2) People in Bexar County HD121 are satisfied with Straus and voted to keep him
3) Biedermann’s consultants live in Comal County giving the edge to Biedermann because of their personal influence.
Keep in mind that consultants get paid on both sides and have an interest only in winning and might not care so much about HD73. Apparently Biedermann’s consultant did not properly vet him and now HD73 has to decide if they want someone with no experience or the incumbent who is endorsed by Alliance for Life and the NRA. If we elect candidates who are not in the best interest of our community, we will doom our conservative cause. Comal County is my home and I care about our issues especially water, since there are so many new homes being built. BTW NO ONE PAYS ME for endorsing or supporting candidates! There are many factors that go into this horrendous battle for HD73 but the only issue should be finding the best candidate to represent HD73 and Rep Miller is the better of the two.
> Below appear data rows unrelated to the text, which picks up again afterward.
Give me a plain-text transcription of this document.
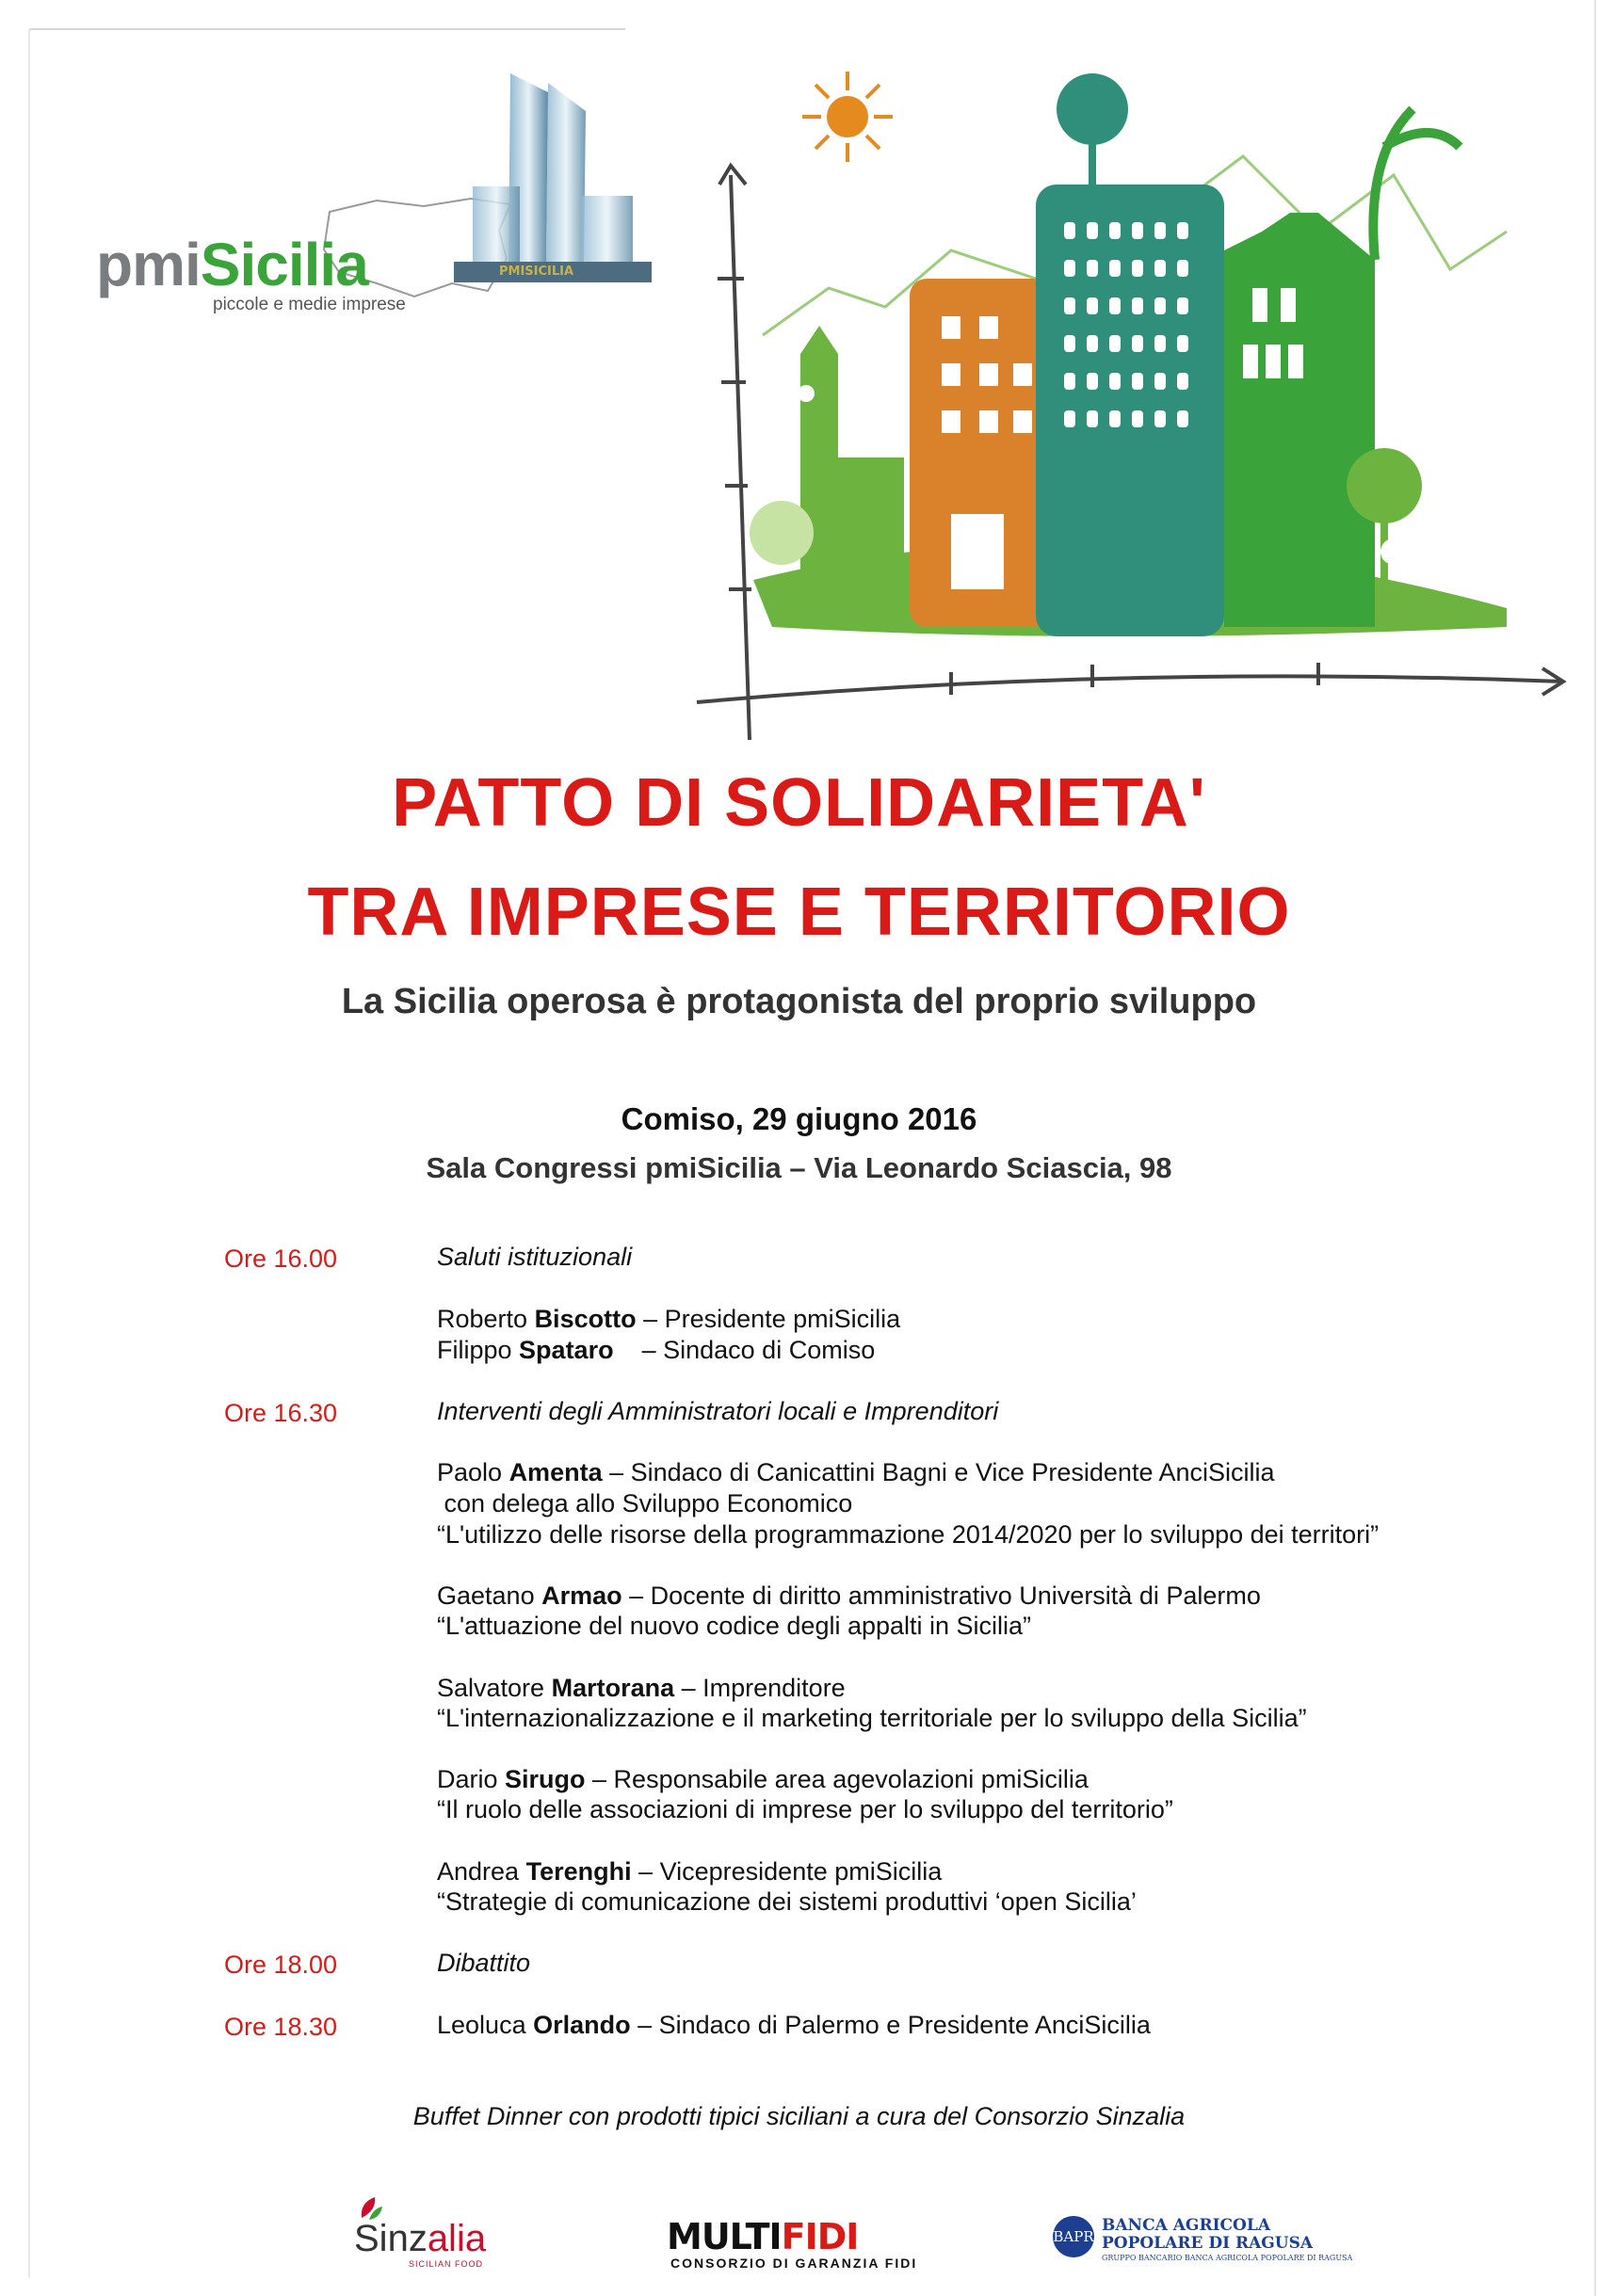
pmiSicilia
piccole e medie imprese
PMISICILIA
PATTO DI SOLIDARIETA'
TRA IMPRESE E TERRITORIO
La Sicilia operosa è protagonista del proprio sviluppo
Comiso, 29 giugno 2016
Sala Congressi pmiSicilia – Via Leonardo Sciascia, 98
Ore 16.00	Saluti istituzionali
Roberto Biscotto – Presidente pmiSicilia
Filippo Spataro    – Sindaco di Comiso
Ore 16.30	Interventi degli Amministratori locali e Imprenditori
Paolo Amenta – Sindaco di Canicattini Bagni e Vice Presidente AnciSicilia
con delega allo Sviluppo Economico
“L'utilizzo delle risorse della programmazione 2014/2020 per lo sviluppo dei territori”
Gaetano Armao – Docente di diritto amministrativo Università di Palermo
“L'attuazione del nuovo codice degli appalti in Sicilia”
Salvatore Martorana – Imprenditore
“L'internazionalizzazione e il marketing territoriale per lo sviluppo della Sicilia”
Dario Sirugo – Responsabile area agevolazioni pmiSicilia
“Il ruolo delle associazioni di imprese per lo sviluppo del territorio”
Andrea Terenghi – Vicepresidente pmiSicilia
“Strategie di comunicazione dei sistemi produttivi ‘open Sicilia’
Ore 18.00	Dibattito
Ore 18.30	Leoluca Orlando – Sindaco di Palermo e Presidente AnciSicilia
Buffet Dinner con prodotti tipici siciliani a cura del Consorzio Sinzalia
Sinzalia
SICILIAN FOOD
MULTIFIDI
CONSORZIO DI GARANZIA FIDI
BAPR
BANCA AGRICOLA
POPOLARE DI RAGUSA
GRUPPO BANCARIO BANCA AGRICOLA POPOLARE DI RAGUSA
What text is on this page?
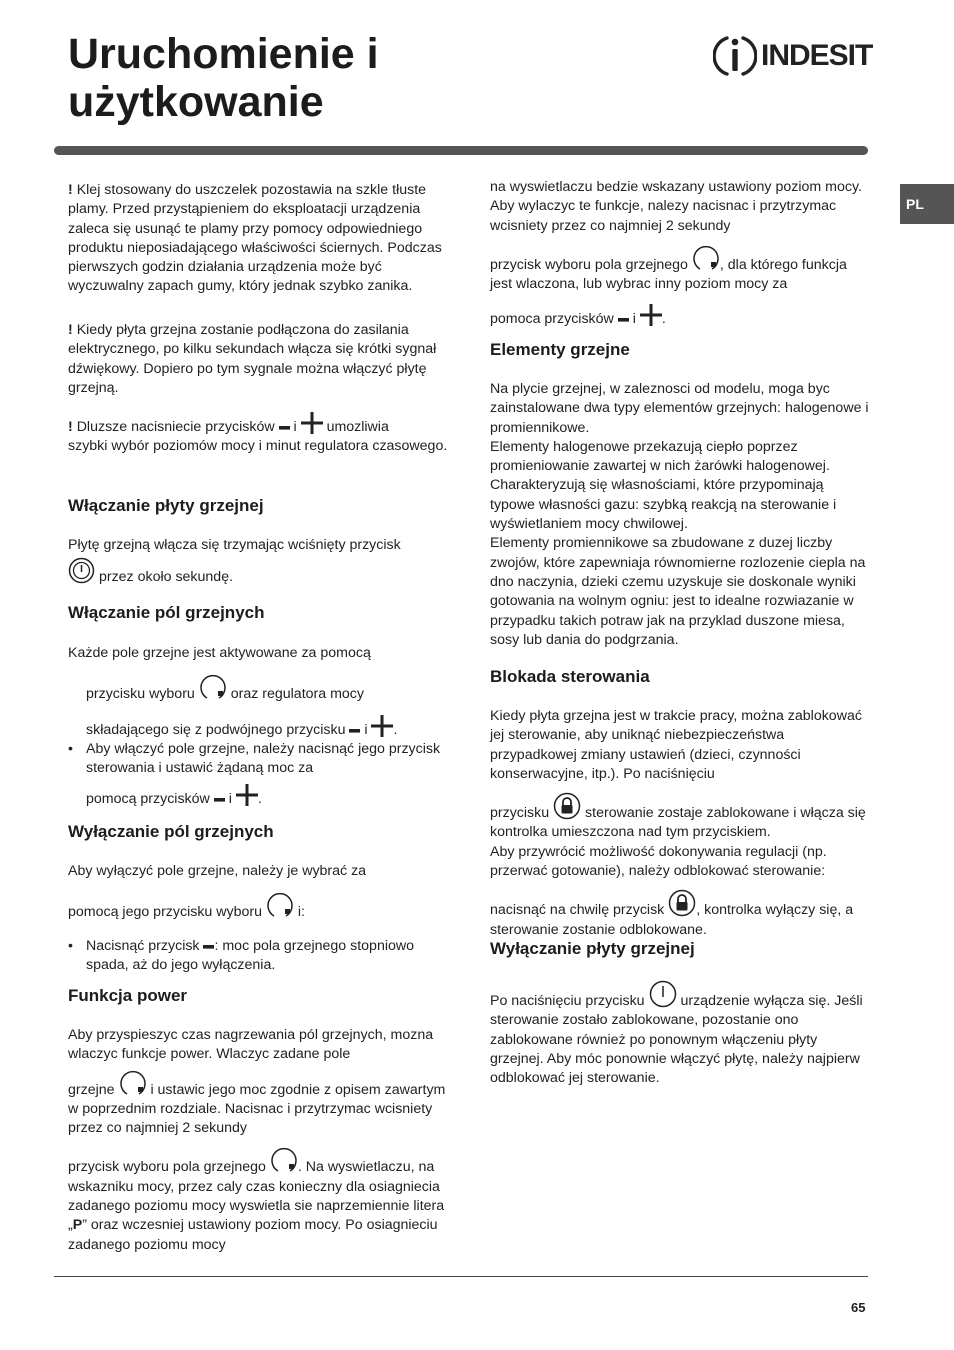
Uruchomienie i
użytkowanie
INDESIT
PL

! Klej stosowany do uszczelek pozostawia na szkle tłuste plamy. Przed przystąpieniem do eksploatacji urządzenia zaleca się usunąć te plamy przy pomocy odpowiedniego produktu nieposiadającego właściwości ściernych. Podczas pierwszych godzin działania urządzenia może być wyczuwalny zapach gumy, który jednak szybko zanika.

! Kiedy płyta grzejna zostanie podłączona do zasilania elektrycznego, po kilku sekundach włącza się krótki sygnał dźwiękowy. Dopiero po tym sygnale można włączyć płytę grzejną.

! Dluzsze nacisniecie przycisków i umozliwia

szybki wybór poziomów mocy i minut regulatora czasowego.

Włączanie płyty grzejnej

Płytę grzejną włącza się trzymając wciśnięty przycisk

przez około sekundę.

Włączanie pól grzejnych

Każde pole grzejne jest aktywowane za pomocą

przycisku wyboru	oraz regulatora mocy

składającego się z podwójnego przycisku i .

• Aby włączyć pole grzejne, należy nacisnąć jego przycisk sterowania i ustawić żądaną moc za

pomocą przycisków i .

Wyłączanie pól grzejnych

Aby wyłączyć pole grzejne, należy je wybrać za

pomocą jego przycisku wyboru	i:

• Nacisnąć przycisk : moc pola grzejnego stopniowo spada, aż do jego wyłączenia.

Funkcja power

Aby przyspieszyc czas nagrzewania pól grzejnych, mozna wlaczyc funkcje power. Wlaczyc zadane pole

grzejne	i ustawic jego moc zgodnie z opisem zawartym w poprzednim rozdziale. Nacisnac i przytrzymac wcisniety przez co najmniej 2 sekundy

przycisk wyboru pola grzejnego . Na wyswietlaczu, na wskazniku mocy, przez caly czas konieczny dla osiagniecia zadanego poziomu mocy wyswietla sie naprzemiennie litera „P” oraz wczesniej ustawiony poziom mocy. Po osiagnieciu zadanego poziomu mocy

na wyswietlaczu bedzie wskazany ustawiony poziom mocy. Aby wylaczyc te funkcje, nalezy nacisnac i przytrzymac wcisniety przez co najmniej 2 sekundy

przycisk wyboru pola grzejnego , dla którego funkcja jest wlaczona, lub wybrac inny poziom mocy za

pomoca przycisków i .

Elementy grzejne

Na plycie grzejnej, w zaleznosci od modelu, moga byc zainstalowane dwa typy elementów grzejnych: halogenowe i promiennikowe.

Elementy halogenowe przekazują ciepło poprzez promieniowanie zawartej w nich żarówki halogenowej. Charakteryzują się własnościami, które przypominają typowe własności gazu: szybką reakcją na sterowanie i wyświetlaniem mocy chwilowej.

Elementy promiennikowe sa zbudowane z duzej liczby zwojów, które zapewniaja równomierne rozlozenie ciepla na dno naczynia, dzieki czemu uzyskuje sie doskonale wyniki gotowania na wolnym ogniu: jest to idealne rozwiazanie w przypadku takich potraw jak na przyklad duszone miesa, sosy lub dania do podgrzania.

Blokada sterowania

Kiedy płyta grzejna jest w trakcie pracy, można zablokować jej sterowanie, aby uniknąć niebezpieczeństwa przypadkowej zmiany ustawień (dzieci, czynności konserwacyjne, itp.). Po naciśnięciu

przycisku	sterowanie zostaje zablokowane i włącza się kontrolka umieszczona nad tym przyciskiem.

Aby przywrócić możliwość dokonywania regulacji (np. przerwać gotowanie), należy odblokować sterowanie:

nacisnąć na chwilę przycisk , kontrolka wyłączy się, a sterowanie zostanie odblokowane.

Wyłączanie płyty grzejnej

Po naciśnięciu przycisku	urządzenie wyłącza się. Jeśli sterowanie zostało zablokowane, pozostanie ono zablokowane również po ponownym włączeniu płyty grzejnej. Aby móc ponownie włączyć płytę, należy najpierw odblokować jej sterowanie.

65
Now would be a very good time to contact Representative Miller in HD73 and explain to him that our water issues are critical today and in the future.
This campaign should not focus on hate or revenge, but about who will do the best job for the constituents of HD73. Somehow, ‘getting even’ just does not work. It should be on merit alone and I find from Biedermann’s debates, lack of experience in any capacity, no substance to his words makes him an extremely poor choice for HD73. The voters in HD73 have a big responsibility to their community and above all, we really do deserve the officials we elect.